Une autre inquiétude, Clark avait envoyé le soldat Shannon à
la chasse et il n’était toujours pas de retour. Le 7 août, les capitaines
décidèrent de laisser un canot dans une cache étant donné la diminution des
provisions. L’équipage était devenu un hôpital mobile. Clark avait développé
une tumeur sur sa cheville qui était enflée et douloureuse, Gass, Charbonneau
et cinq autres hommes souffraient de différentes indispositions. Mais cet après-midi-là, Sacagawea leur
redonna de l’espoir. Elle reconnut une
haute plaine qui n’était pas très loin de la retraite d’été de sa nation sur
une rivière au-delà des montagnes à l’ouest. Les Shoshones appelaient cet
endroit « Beaver’s Head » à cause de sa forme. Elle les assura qu’ils
trouveraient son peuple sur la rivière ou tout près.

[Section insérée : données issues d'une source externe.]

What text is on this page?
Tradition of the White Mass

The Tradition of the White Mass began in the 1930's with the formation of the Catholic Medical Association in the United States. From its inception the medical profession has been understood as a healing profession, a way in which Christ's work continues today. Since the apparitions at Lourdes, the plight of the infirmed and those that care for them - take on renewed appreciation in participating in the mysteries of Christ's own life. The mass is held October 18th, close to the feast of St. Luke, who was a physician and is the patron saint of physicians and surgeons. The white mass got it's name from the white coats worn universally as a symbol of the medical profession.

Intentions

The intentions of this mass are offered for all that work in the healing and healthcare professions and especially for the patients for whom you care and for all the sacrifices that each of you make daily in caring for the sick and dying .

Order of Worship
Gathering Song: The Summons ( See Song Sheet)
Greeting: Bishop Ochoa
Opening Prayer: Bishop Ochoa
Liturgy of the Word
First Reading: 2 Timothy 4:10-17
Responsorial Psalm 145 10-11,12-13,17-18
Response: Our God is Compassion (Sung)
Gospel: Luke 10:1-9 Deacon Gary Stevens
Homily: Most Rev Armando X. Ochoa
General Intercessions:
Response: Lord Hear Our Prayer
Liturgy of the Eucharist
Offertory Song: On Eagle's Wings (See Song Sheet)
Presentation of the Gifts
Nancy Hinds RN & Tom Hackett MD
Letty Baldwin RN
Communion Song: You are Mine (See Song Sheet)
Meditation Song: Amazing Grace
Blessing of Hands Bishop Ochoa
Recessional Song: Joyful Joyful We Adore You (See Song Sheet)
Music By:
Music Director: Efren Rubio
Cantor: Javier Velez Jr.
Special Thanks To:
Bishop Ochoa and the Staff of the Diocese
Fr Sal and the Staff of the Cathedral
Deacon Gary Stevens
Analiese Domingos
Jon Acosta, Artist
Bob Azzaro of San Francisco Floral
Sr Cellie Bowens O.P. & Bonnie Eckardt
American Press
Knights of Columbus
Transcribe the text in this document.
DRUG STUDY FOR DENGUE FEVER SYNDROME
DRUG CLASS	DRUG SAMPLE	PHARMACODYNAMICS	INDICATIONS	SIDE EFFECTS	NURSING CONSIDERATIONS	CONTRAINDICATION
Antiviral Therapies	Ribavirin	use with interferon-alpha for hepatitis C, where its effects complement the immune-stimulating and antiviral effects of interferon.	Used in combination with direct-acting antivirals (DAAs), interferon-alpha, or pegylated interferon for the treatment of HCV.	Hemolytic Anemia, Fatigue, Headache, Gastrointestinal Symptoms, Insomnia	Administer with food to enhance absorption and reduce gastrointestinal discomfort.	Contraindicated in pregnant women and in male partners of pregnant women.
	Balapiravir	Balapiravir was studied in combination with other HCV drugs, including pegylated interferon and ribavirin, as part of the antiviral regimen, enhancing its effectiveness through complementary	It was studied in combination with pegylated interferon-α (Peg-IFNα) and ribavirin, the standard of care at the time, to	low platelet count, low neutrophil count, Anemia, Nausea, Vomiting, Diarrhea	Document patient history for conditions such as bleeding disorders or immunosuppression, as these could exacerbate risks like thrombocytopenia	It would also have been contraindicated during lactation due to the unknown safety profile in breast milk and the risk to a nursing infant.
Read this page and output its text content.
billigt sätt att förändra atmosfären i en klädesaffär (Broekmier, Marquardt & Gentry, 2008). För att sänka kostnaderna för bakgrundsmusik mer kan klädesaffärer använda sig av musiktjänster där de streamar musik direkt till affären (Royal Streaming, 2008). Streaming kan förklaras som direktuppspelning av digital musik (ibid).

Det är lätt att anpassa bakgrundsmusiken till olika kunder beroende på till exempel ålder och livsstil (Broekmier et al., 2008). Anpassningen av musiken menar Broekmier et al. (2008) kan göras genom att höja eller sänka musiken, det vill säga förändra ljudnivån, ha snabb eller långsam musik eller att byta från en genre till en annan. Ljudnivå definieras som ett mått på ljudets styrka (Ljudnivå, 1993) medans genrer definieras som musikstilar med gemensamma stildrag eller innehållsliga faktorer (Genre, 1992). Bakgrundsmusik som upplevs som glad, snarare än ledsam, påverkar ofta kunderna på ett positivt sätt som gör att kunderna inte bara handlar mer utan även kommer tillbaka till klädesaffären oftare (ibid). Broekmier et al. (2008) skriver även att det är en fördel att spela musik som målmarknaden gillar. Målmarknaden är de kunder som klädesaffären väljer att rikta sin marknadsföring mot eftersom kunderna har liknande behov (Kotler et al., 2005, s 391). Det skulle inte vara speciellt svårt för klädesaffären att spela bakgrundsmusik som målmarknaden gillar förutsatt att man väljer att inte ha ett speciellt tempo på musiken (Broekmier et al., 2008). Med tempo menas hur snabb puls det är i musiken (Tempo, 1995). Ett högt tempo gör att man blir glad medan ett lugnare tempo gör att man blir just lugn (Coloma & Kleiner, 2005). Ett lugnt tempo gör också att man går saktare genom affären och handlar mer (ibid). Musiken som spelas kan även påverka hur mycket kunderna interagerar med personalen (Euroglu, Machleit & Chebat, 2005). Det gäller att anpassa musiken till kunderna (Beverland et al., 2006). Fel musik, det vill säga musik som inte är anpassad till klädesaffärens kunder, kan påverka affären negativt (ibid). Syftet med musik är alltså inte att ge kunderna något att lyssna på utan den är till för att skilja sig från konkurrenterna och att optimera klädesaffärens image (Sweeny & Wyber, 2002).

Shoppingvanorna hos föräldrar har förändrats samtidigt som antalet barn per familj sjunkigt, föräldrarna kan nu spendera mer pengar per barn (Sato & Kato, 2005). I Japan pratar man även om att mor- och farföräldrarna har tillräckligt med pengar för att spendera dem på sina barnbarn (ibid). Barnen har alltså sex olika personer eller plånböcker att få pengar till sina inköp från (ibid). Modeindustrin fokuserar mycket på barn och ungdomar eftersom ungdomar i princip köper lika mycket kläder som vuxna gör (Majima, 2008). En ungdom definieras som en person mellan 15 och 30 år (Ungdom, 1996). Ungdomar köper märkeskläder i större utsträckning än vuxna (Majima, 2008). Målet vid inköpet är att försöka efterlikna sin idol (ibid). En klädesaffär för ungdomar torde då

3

Lewis partit à pied avec quelques hommes pour localiser les
indiens. Le matin du 9 août, Shannon
revint au camp de Lewis avec trois peaux de cerfs et une bonne histoire à
raconter. Pendant deux jours, Lewis et ses hommes suivirent un vieux chemin
indien qui ne les mena nulle part. Lewis
réunit ses hommes et leur expliqua son plan. Drouillard partirait vers la
droite, Shields vers la gauche et McNeal resterait avec lui. Si Drouillard ou
Shields trouvait le chemin des indiens, il placerait son chapeau au bout de son
fusil et le tiendrait en l’air. Ils
marchèrent pendant cinq milles. Aucun signe des indiens. Soudain Lewis plissa des
yeux, regarda encore, sortit sa longue vue et vit, sans l’ombre d’un doute, un
indien sur un cheval noir à deux milles de distance, venant vers eux. Son
costume était celui des Shoshones. Lewis avança à son pas habituel. L’indien
continua à avancer mais quand ils étaient à un mille de distance, il s’arrêta. Lewis fit de même et Lewis sortit une
couverture de son sac à dos et l’étendit sur le sol, en signe d’amitié.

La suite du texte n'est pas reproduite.